Le texte devrait introduire de nouvelles obligations, tout d’abord pour l’ensemble des acteurs, notamment au travers de l’introduction d’un mécanisme harmonisé de retrait des contenus illicites évitant le passage en justice afin de faciliter le processus. L’objet de ce texte est de permettre à l’UE de mieux lutter contre la haine en ligne et la désinformation.

Des sanctions seront également prévues pour les services qui tardent à s’exécuter. En complément de ces nouvelles obligations, le DSA devrait également imposer une transparence plus grande sur la politique de modération mise en œuvre par les plateformes, au travers de rapports publiés de façon régulière.

Le texte prévoira également des obligations supplémentaires pour les très grandes plateformes, ces acteurs « systémiques » évoqués par Thierry Breton, qui devront faire preuve de plus de transparence sur leur politique de modération de contenus, ainsi que sur les systèmes de recommandations algorithmiques et la publicité. Les critères définissant ces acteurs systémiques n’ont pas été révélés dans le détail. Enfin, le texte prévoira également des dispositions encadrant la façon dont les autorités de régulation nationales pourront opérer sur ces sujets.

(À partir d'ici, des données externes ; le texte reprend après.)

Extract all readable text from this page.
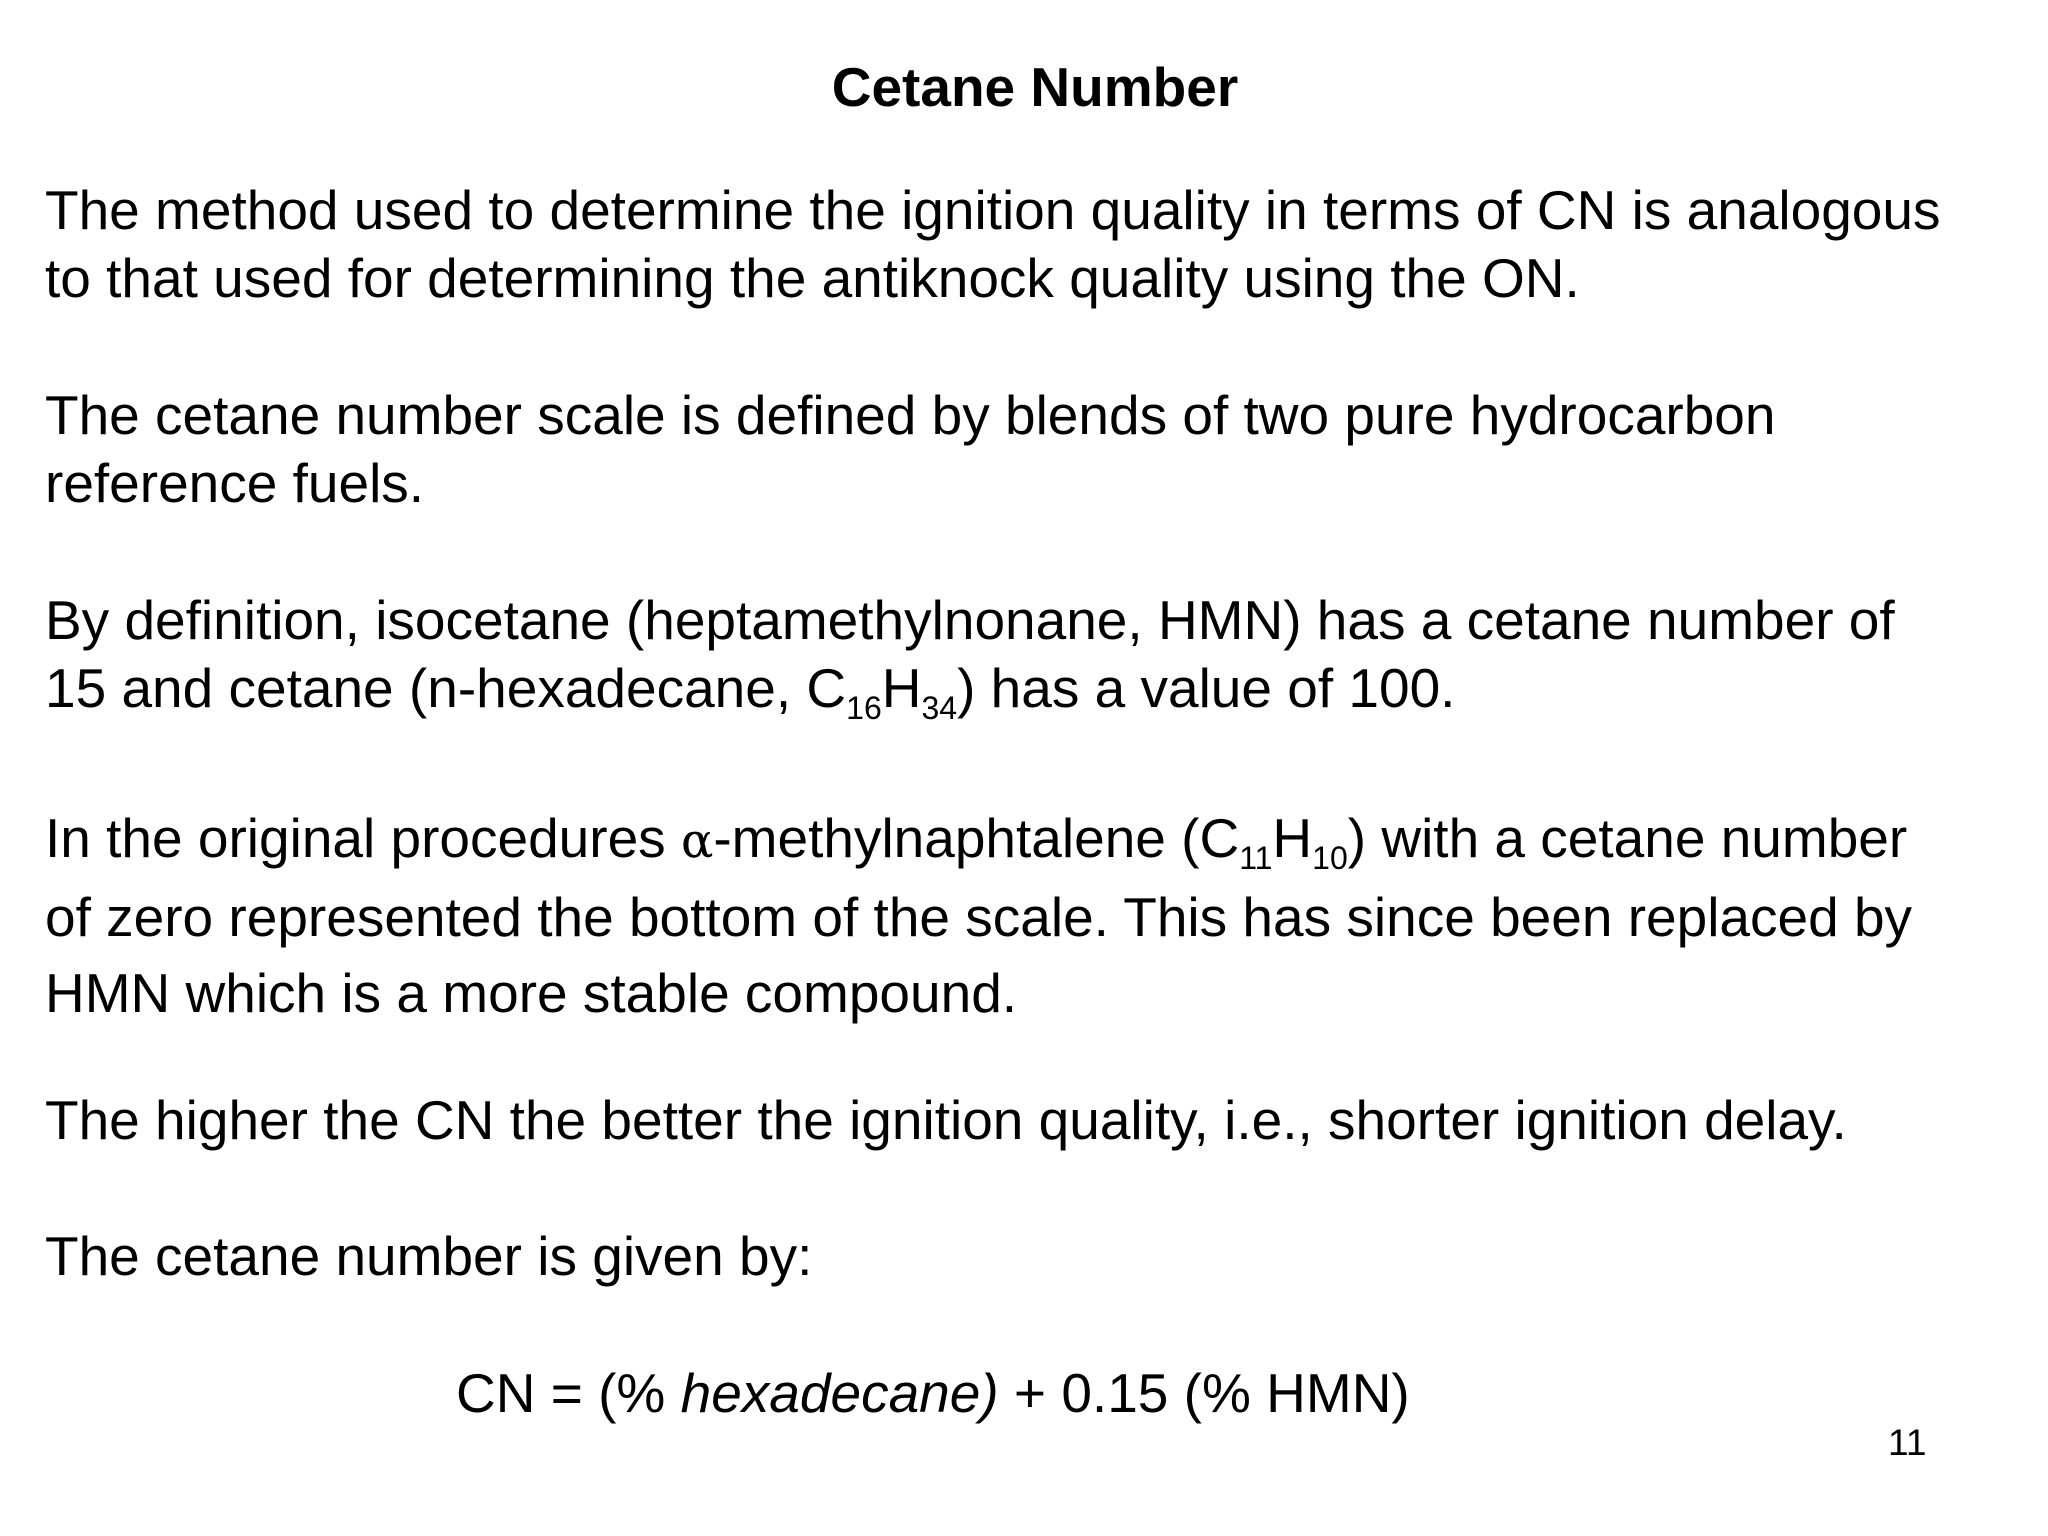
Cetane Number

The method used to determine the ignition quality in terms of CN is analogous
to that used for determining the antiknock quality using the ON.

The cetane number scale is defined by blends of two pure hydrocarbon
reference fuels.

By definition, isocetane (heptamethylnonane, HMN) has a cetane number of
15 and cetane (n-hexadecane, $C_{16}H_{34}$) has a value of 100.

In the original procedures α-methylnaphtalene $(C_{11}H_{10})$ with a cetane number
of zero represented the bottom of the scale. This has since been replaced by
HMN which is a more stable compound.

The higher the CN the better the ignition quality, i.e., shorter ignition delay.

The cetane number is given by:

CN = (% hexadecane) + 0.15 (% HMN)
11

Règlement sur les marchés numériques, pour mieux réguler la concurrence

L’autre pendant de cette régulation est connu sous le nom de “Règlement sur les marchés numériques”. « Le Règlement sur les marchés numériques (Digital Markets Act), ciblera plus spécifiquement le comportement économique des entreprises au caractère systémique », expliquent les deux commissaires dans leur tribune. Ce second texte vise avant tout à permettre à l’Europe de mieux réguler la concurrence des plateformes en matière numérique, notamment en accélérant les procédures d’enquête sur les cas de verrouillage de marchés par certaines entreprises. Principale évolution, selon Thierry Breton, le passage d’une régulation basée sur le modèle du droit à la concurrence fonctionnant “ex post” à un fonctionnement “ex ante”. « Dans ce domaine, les règles sont généralement appliqués après la constatation des faits, ce qui prend souvent quatre ou cinq ans, soit une éternité dans le numérique. Ce que j’ai voulu, c’est que désormais nous ayons des règles “ex ante” » : pour venir sur notre marché, il faudra montrer que l’on peut respecter nos règles. »

Le texte proposera lui aussi des obligations aux plateformes jugées « structurantes » ou « systémiques », mais les critères retenus pour définir les entreprises concernées ne sont pas encore établis clairement. Selon Contexte, ce texte ne traitera que des acteurs multinationaux, et Reuters indiquait que le nombre d’utilisateurs européens ainsi que la multiplicité des secteurs d’activités pourraient faire partie des critères. Les obligations envisagées auront par exemple trait à des questions d’interopérabilité des données, visant à empêcher les « plateformes structurantes » d’enfermer les utilisateurs, selon L’Echo.

Le texte sera dévoilé par la Commission européenne le 15 décembre. Il devra ensuite être débattu et adopté par le Parlement et par le Conseil de l’Union européenne avant d’entrer en vigueur, ce qui signifie que de nombreux changements sont encore possibles.